The blend of incomes and ages, of young professionals, artists, mid-career executives and retirees, has made downtown "one of the most diverse neighborhoods in the region," according to Rochester Downtown Development Corp. Those without children still dominate the Center City population, said RDDC President Heidi Zimmer-Meyer. But, "we are beginning to see more baby strollers and there are children, because we see school buses stopping in front of buildings."
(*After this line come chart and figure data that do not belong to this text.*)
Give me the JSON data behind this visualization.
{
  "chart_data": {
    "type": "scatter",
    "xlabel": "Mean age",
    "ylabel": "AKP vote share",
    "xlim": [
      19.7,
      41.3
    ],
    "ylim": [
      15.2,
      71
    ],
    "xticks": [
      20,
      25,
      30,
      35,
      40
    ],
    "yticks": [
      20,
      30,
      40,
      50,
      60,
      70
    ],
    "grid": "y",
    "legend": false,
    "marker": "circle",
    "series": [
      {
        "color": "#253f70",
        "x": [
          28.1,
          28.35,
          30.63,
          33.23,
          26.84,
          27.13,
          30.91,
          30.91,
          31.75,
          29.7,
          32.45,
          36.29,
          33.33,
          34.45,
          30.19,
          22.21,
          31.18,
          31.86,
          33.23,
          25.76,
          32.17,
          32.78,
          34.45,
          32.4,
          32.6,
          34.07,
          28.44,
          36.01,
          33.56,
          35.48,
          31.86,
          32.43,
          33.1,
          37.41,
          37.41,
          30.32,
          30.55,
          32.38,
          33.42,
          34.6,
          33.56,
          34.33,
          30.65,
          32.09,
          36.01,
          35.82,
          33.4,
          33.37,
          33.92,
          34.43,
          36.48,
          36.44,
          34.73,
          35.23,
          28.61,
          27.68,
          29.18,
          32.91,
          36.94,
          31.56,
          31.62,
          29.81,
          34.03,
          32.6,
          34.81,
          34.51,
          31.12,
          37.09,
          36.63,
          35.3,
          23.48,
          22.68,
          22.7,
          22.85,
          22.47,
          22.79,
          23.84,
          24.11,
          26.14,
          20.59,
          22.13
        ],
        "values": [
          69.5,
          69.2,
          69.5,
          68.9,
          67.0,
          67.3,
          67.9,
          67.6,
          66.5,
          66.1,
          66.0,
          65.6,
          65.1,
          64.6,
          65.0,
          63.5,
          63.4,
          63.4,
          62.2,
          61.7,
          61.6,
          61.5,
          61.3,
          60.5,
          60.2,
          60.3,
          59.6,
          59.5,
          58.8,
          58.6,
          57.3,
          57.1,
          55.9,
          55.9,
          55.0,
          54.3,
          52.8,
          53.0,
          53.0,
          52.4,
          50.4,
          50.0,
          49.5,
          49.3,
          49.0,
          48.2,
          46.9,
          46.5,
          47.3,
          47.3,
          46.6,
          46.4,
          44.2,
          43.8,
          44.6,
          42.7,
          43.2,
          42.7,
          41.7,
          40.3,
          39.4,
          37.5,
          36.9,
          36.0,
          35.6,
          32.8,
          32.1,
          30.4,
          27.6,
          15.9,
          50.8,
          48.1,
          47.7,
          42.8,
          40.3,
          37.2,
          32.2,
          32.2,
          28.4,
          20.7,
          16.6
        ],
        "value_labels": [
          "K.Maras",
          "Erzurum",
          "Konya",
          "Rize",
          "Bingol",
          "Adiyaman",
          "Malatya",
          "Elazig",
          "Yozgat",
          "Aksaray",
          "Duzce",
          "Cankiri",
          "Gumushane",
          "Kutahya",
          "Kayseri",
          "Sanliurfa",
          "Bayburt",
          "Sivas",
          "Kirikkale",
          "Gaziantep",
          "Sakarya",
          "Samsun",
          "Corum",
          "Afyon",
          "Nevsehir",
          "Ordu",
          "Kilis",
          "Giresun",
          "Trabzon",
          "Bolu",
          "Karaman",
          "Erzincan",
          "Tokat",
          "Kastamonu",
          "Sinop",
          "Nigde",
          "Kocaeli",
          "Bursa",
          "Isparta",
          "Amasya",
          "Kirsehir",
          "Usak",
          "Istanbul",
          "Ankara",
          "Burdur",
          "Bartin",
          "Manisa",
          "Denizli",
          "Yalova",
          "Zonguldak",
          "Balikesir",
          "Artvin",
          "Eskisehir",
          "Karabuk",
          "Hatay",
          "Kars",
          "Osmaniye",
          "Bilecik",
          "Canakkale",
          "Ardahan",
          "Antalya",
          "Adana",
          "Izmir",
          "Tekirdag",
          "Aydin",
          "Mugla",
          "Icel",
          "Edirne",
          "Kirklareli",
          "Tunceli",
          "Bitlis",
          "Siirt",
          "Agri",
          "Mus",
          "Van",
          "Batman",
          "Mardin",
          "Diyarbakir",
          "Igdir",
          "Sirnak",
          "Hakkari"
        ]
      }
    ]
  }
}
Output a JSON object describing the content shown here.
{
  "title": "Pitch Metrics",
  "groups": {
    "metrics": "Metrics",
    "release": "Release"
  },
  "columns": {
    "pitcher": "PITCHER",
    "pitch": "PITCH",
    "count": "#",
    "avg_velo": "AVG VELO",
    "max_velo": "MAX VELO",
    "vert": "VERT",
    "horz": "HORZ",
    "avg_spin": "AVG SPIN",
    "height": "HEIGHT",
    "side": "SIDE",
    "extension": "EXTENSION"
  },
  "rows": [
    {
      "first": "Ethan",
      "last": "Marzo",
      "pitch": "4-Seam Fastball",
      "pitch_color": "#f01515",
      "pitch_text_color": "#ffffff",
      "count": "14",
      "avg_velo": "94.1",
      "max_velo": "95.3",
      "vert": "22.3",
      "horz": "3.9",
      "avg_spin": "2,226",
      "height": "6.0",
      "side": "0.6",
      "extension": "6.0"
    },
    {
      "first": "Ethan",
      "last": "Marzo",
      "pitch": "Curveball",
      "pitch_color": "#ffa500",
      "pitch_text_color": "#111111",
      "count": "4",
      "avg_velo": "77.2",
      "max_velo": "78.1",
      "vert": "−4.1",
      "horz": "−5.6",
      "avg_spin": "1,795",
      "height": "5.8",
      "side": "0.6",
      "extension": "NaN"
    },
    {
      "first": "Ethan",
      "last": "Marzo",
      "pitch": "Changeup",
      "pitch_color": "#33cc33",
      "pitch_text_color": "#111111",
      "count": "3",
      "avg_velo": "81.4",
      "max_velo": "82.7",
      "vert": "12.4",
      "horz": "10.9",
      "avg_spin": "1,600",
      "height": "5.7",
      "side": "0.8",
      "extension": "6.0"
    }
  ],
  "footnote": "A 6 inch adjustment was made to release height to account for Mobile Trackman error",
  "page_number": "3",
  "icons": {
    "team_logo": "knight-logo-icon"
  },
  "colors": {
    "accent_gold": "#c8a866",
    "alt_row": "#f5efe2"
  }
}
The city has tried to attract homeownership to the Center City, with little success. The city's Choice Program had enrolled just 36 homeowners over the past decade, granting tax breaks for properties with an average assessed value of $316,840 — more than twice the median home value for the region. Currently, more than 96 percent of housing downtown is rental, according to the city. Demand for housing continues to grow, according to a recent market survey by Rochester Downtown Development. Vacancy stood at 2.3 percent in 2015. Conversion of 48 buildings to mixed-use/residential have begun or been completed, plus nine new projects.
High-end units with amenities are going quick, where the middle-market units are harder to fill, Massachi said. There is demand for more bedrooms, presenting a challenge to get financials to work as developers can push more studio and one-bedroom units onto a floor than two-bedroom.
An estimated 7,000 people live in the Center City, with RDDC projecting 3,000 will move in over the next three or four years.
Claritas data is less optimistic. Population growth in 14604 and 14614 — which increased by 7 percent for 2010-17 — is projected to slow to 4 percent over the next five years. These measures are inexact, however, leaving out 14607, which encompasses the easternmost edge of downtown and extends to Culver Road.